This week Warc is attending the Asia Marketing Effectiveness Festival in Shanghai. The Festival is Asia's leading event for all things effectiveness, and this year it has split the two-day programme into an international section and an Asia-focused section. Thursday was the international day, and saw a series of interesting thinkers from overseas present their latest research on marketing effectiveness.

Many of the speakers need no introduction to the Warc audience. Ogilvy's Rory Sutherland presented his ideas on behavioural economics, Mark Earls talked about his Herd theories and consultant Peter Field presented the research he has done into the IPA case study archive and the power of creativity.

One point hit home time and again - the power of emotional appeals in marketing over rational ones.
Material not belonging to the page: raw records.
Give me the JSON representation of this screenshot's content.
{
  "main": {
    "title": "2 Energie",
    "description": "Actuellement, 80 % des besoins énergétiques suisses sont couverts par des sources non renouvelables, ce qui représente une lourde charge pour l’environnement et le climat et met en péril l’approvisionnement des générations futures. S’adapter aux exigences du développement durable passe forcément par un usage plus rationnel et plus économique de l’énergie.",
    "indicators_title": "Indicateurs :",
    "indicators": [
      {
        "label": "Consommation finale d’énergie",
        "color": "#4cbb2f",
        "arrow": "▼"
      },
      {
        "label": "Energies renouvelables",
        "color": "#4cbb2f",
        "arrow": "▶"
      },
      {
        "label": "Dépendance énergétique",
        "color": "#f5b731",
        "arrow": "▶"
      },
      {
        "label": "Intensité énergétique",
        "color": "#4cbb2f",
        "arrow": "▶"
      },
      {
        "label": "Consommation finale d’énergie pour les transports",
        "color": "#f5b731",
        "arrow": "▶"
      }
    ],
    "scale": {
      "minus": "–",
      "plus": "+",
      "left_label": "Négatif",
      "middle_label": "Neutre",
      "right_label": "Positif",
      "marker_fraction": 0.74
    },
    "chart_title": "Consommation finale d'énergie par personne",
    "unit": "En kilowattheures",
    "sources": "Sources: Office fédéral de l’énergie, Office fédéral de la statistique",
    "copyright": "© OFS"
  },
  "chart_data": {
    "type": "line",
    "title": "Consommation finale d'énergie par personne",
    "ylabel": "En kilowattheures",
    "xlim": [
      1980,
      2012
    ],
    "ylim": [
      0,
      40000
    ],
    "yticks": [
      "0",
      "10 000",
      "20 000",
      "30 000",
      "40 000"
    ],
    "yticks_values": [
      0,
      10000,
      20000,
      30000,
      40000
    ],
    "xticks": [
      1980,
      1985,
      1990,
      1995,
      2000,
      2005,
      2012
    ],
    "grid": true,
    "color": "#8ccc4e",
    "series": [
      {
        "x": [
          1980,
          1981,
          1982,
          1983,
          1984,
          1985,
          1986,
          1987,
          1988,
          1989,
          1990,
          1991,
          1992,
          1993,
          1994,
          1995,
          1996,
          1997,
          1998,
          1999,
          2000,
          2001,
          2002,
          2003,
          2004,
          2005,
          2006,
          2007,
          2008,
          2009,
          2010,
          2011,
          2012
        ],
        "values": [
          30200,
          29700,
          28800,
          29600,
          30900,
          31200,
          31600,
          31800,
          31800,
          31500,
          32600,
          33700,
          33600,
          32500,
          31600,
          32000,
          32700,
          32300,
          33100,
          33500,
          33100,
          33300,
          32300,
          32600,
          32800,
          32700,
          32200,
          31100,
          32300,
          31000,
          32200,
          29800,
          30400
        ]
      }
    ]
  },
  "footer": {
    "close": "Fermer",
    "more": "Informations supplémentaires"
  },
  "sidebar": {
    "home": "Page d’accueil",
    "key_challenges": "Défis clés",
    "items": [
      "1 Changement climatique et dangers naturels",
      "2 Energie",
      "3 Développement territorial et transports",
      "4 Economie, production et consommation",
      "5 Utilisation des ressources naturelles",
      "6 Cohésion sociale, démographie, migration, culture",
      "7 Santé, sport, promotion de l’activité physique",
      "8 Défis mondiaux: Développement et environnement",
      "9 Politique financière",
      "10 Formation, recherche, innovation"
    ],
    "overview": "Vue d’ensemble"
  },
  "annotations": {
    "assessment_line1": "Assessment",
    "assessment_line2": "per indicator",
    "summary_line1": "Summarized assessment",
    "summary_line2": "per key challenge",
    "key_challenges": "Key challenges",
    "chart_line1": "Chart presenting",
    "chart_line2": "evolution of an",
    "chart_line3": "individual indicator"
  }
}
Field's research suggests that emotional marketing is almost twice as effective as rational, and the talks by both Sutherland and Earls referred to the unconscious triggers that make us act the way we do.

So how did it go down? The Field presentation must have gone down well, judging by the number of people whipping their iPhones out to take pictures of his slides. One marketer afterwards said he had learned a lot about the power of emotion.

However, the talks were undoubtedly UK-centric, and that raised a few questions. One senior planning director questioned Field's insistence that awareness is less important than fame (or buzz) as a marketing metric. His point was that in markets like India, where many categories are still educating consumers about their benefits, there is a direct link between rising awareness and sales growth. For many brands, these are not yet markets in which they have to worry too much about differentiation.

Another comment from a regional planning director concerned Earls' Herd theory. His criticism: what in the West, a society built around individualism, seems disruptive, simply seems like stating the obvious in a more collectively-minded society such as China.